The Art & Science of Roasting Beans
As a roaster you may encounter coffee beans coming from different regions of the world and as similar as all the beans might appear at a glance (particularly to a layperson) a roaster knows how big of a difference it is.
Around the globe several countries produce coffee. These are all located somewhat along the equator often referred to as the “bean belt”. But too hot weather (as the word equator brings to mind) and Arabica; the high quality bean won’t grow. So here high altitude plays an important role in Arabica production as well as its quality.
The colder the climate available – harder the coffee beans turn out to be. That’s because the fruit (coffee cherry) on the coffee tree matures relatively slowly allowing more sugar development and so; richer the taste turns out to be in the beans.
But altitude is not the only factor that affects the flavor of course. Varieties and cultivars vary in the flavors too. Bourbon coming from the same region has different notes than Geisha. Then there are processing methods that too have an effect on the coffee flavor.
All factors combine and the roasters face the challenge to skillfully roast batch of beans that are different from one another. So there is no one size fits all approach to coffee roasting (as it is with so many other things in life) and here are a few insights from experts in the field on what different stages of roasting exactly do to the beans and how they might be used to bring out the best a coffee has to offer.

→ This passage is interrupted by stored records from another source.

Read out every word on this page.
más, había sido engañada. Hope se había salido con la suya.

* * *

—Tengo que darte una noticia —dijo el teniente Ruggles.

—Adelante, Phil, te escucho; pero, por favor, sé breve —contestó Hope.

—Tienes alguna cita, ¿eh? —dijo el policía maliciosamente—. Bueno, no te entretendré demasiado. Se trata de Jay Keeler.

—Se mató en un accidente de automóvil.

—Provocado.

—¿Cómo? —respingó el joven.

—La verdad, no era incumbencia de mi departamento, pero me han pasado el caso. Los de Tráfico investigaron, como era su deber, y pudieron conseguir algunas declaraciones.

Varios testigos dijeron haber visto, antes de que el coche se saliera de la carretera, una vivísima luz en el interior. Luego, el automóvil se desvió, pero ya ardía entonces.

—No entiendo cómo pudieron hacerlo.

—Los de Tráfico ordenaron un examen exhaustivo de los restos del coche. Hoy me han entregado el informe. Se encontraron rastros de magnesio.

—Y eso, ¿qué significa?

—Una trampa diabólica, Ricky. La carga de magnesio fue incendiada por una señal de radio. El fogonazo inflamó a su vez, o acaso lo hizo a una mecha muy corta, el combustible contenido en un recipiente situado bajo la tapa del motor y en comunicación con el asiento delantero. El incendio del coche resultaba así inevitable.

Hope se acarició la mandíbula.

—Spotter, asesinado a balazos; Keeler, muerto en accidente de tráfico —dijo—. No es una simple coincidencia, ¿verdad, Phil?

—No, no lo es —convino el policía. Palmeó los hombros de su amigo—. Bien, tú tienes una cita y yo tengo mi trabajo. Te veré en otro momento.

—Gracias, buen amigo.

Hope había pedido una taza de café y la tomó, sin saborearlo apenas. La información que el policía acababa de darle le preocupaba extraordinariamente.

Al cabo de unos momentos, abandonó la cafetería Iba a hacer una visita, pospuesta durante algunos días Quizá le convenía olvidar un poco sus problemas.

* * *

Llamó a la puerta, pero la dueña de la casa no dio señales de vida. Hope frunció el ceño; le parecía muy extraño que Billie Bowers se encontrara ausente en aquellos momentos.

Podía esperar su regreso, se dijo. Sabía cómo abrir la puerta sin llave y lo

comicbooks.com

So first when green beans are fed to a roasting machine they start to absorb heat and lose moisture. The greenish shade of the beans start turning into pale yellow and the detectable smell is kind of grassy at this point. This can be referred to as the initial drying stage of the roast and at this stage not increase in size of the beans can be observed neither the Malliard reaction has begun.
Malliard reaction can simply be explained as the reaction among sugars and amino acids that happens during cooking – say meat or roasting coffee beans in this particular case. Toasty aromas and brown color are what we get to smell and see when the milliard takes place. But before all this happens coffee beans are still in their drying stage and extending that stage can highlight the sweetness a coffee has to offer.
In contrast extending the roasting time (the later stage) begins to turn the sweetness into bitterness and carefully extending the roast can result into more caramel like sweetness. Whereas extending the initial drying stage brings out sweetness without caramel like notes.
As the roast continues coffee beans absorb more heat, color starts shifting from pale yellow towards more tan – light brown shades and the aromas become toastier. Beans also expand in size. This is because the inner moisture of the beans is considerably heated by now and not only that causes the beans to expand physically but also while escaping, hot steam; crack open the beans – leading to audible popping; referred to as the first crack.
The popping sound is pretty much similar to popcorn popping. There are two cracks that occur while roasting coffee. Second crack is audible too but is subtle than the first crack. During the first crack it is the bean that cracks opens while during the second crack it is the structure of the seed/beans starts to develop cracks.
Another important change that occurs during the first crack is the caremalization of the sugars. It is important to keep in mind at this point the beans begin to give off heat that is; the process becomes exothermic now but it is important to keep the heat supply going into the roast as well. If at this point roast is stopped beans quickly become endothermic that is; start absorbing heat. If there is no external heat supply at this point the roast will stop and the developed flavors will be “baked”.
On the other hand if the first crack is extended and the internal bean temperature is maintained properly (between 340°F and 400°F) it gives rise to a more syrupy mouthfeel.
The first crack then proceeds into the second crack as the beans absorb more heat and the internal bean temperature gets somewhere around 446°F. The longer the coffee is roasted at this point the more the acidity gets muted eventually. Because of caramelization sweetness begins to move from malty to candy and then proceeds into the cocoa like bitterness.
With varying coffee variety, origin and altitude the bean matrix or material also varies and so what part of roasting process can develop the best flavor profile for a coffee can only be understood with time and experience. It is best to do the due research when experimenting with a new coffee like where is it from and what other roasters have to say about it and using that as a base experiment with extending different parts of the roast.